Offensively, the Lakers were also much more crisp than they’ve been in long while. The ball moved freely from one side of the court to the other. The better ball movement meant that post ups were more easily set up as the Hornets were caught in the paint showing help on the strong side, only to have a ball reversal give the Laker’ big men easy inside position as they pinned their men. There was no better example of this than on a play where Kobe had the ball on the right wing and after drawing the defense in while backing his man down, he skipped the ball to D-Fish on the other side of the court who then touch passed the ball to Bynum, who was 4 feet from the hoop getting rebounding position on Kobe’s original set up for a shot. This entire sequence of the ball switching sides and Bynum getting a lay-in took all of 3-4 seconds and exemplified the greater commitment to ball and player movement that’s been lacking. There’s a reason that the Lakers shot 58.6% from the floor even though they only made 5 of their 17 three pointers (29.4%). They got the ball inside by being (mostly) patient, playing together, and working the offense.
This game wasn’t all positives, though. The Lakers, at times, were pretty careless with the ball and committed 20 turnovers on the night. Kobe alone had 7 miscues, mostly of the ball handling and offensive foul variety. Matt Barnes had a late game ejection after he pushed a Hornet to the ground after committing a turnover of his own. In the end though, these were relatively minor transgressions when looking at the big picture.

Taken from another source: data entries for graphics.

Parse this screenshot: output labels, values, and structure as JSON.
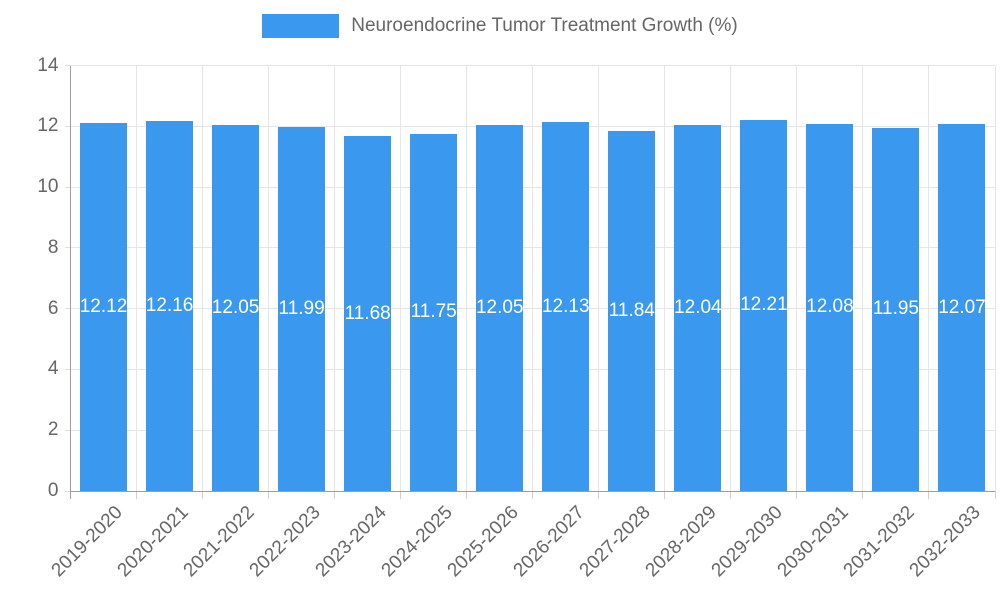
{
  "chart_data": {
    "type": "bar",
    "title": "Neuroendocrine Tumor Treatment Growth (%)",
    "categories": [
      "2019-2020",
      "2020-2021",
      "2021-2022",
      "2022-2023",
      "2023-2024",
      "2024-2025",
      "2025-2026",
      "2026-2027",
      "2027-2028",
      "2028-2029",
      "2029-2030",
      "2030-2031",
      "2031-2032",
      "2032-2033"
    ],
    "values": [
      12.12,
      12.16,
      12.05,
      11.99,
      11.68,
      11.75,
      12.05,
      12.13,
      11.84,
      12.04,
      12.21,
      12.08,
      11.95,
      12.07
    ],
    "value_labels": [
      "12.12",
      "12.16",
      "12.05",
      "11.99",
      "11.68",
      "11.75",
      "12.05",
      "12.13",
      "11.84",
      "12.04",
      "12.21",
      "12.08",
      "11.95",
      "12.07"
    ],
    "xlabel": "",
    "ylabel": "",
    "ylim": [
      0,
      14
    ],
    "yticks": [
      0,
      2,
      4,
      6,
      8,
      10,
      12,
      14
    ],
    "grid": true,
    "legend_position": "top",
    "bar_color": "#3a99ef",
    "grid_color": "#e6e6e6",
    "axis_color": "#9e9e9e",
    "tick_text_color": "#666666",
    "value_label_color": "#ffffff"
  }
}
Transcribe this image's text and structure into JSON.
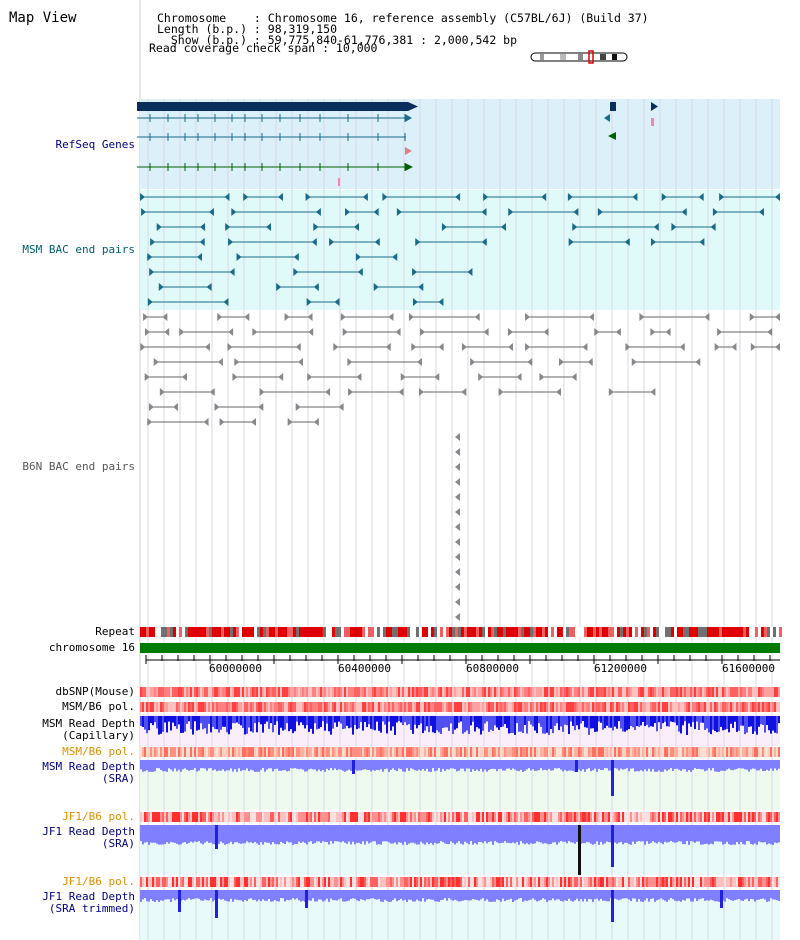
{
  "header": {
    "title": "Map View",
    "info_lines": [
      "Chromosome    : Chromosome 16, reference assembly (C57BL/6J) (Build 37)",
      "Length (b.p.) : 98,319,150",
      "  Show (b.p.) : 59,775,840-61,776,381 : 2,000,542 bp",
      "Read coverage check span : 10,000"
    ]
  },
  "tracks": {
    "refseq_genes": "RefSeq Genes",
    "msm_bac": "MSM BAC end pairs",
    "b6n_bac": "B6N BAC end pairs",
    "repeat": "Repeat",
    "chromosome": "chromosome 16",
    "dbsnp": "dbSNP(Mouse)",
    "msm_b6_pol_1": "MSM/B6 pol.",
    "msm_read_depth_cap": "MSM Read Depth\n(Capillary)",
    "msm_b6_pol_2": "MSM/B6 pol.",
    "msm_read_depth_sra": "MSM Read Depth\n(SRA)",
    "jf1_b6_pol_1": "JF1/B6 pol.",
    "jf1_read_depth_sra": "JF1 Read Depth\n(SRA)",
    "jf1_b6_pol_2": "JF1/B6 pol.",
    "jf1_read_depth_trim": "JF1 Read Depth\n(SRA trimmed)"
  },
  "ruler": {
    "ticks": [
      "60000000",
      "60400000",
      "60800000",
      "61200000",
      "61600000"
    ]
  },
  "colors": {
    "refseq_bg": "#dcf0fa",
    "msm_bac_bg": "#e0fafa",
    "gene_dark": "#0a2e5c",
    "bac_teal": "#1a6a8a",
    "b6n_gray": "#666666",
    "chromosome_green": "#007a00",
    "label_blue": "#000080",
    "label_orange": "#e09000",
    "depth_blue": "#1010e0",
    "depth_light": "#8080ff"
  }
}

When you win by double digits and control the game from the opening tip to the closing whistle, it’s always a good night. And when that type of performance comes on the heels of several consecutive stinkers, it’s even better. I’m in no way ready to say that this game has the Lakers back to where they need to be, but it’s a great first step and that’s really all I was looking for before this game started. Now, the work of building on this performance begins.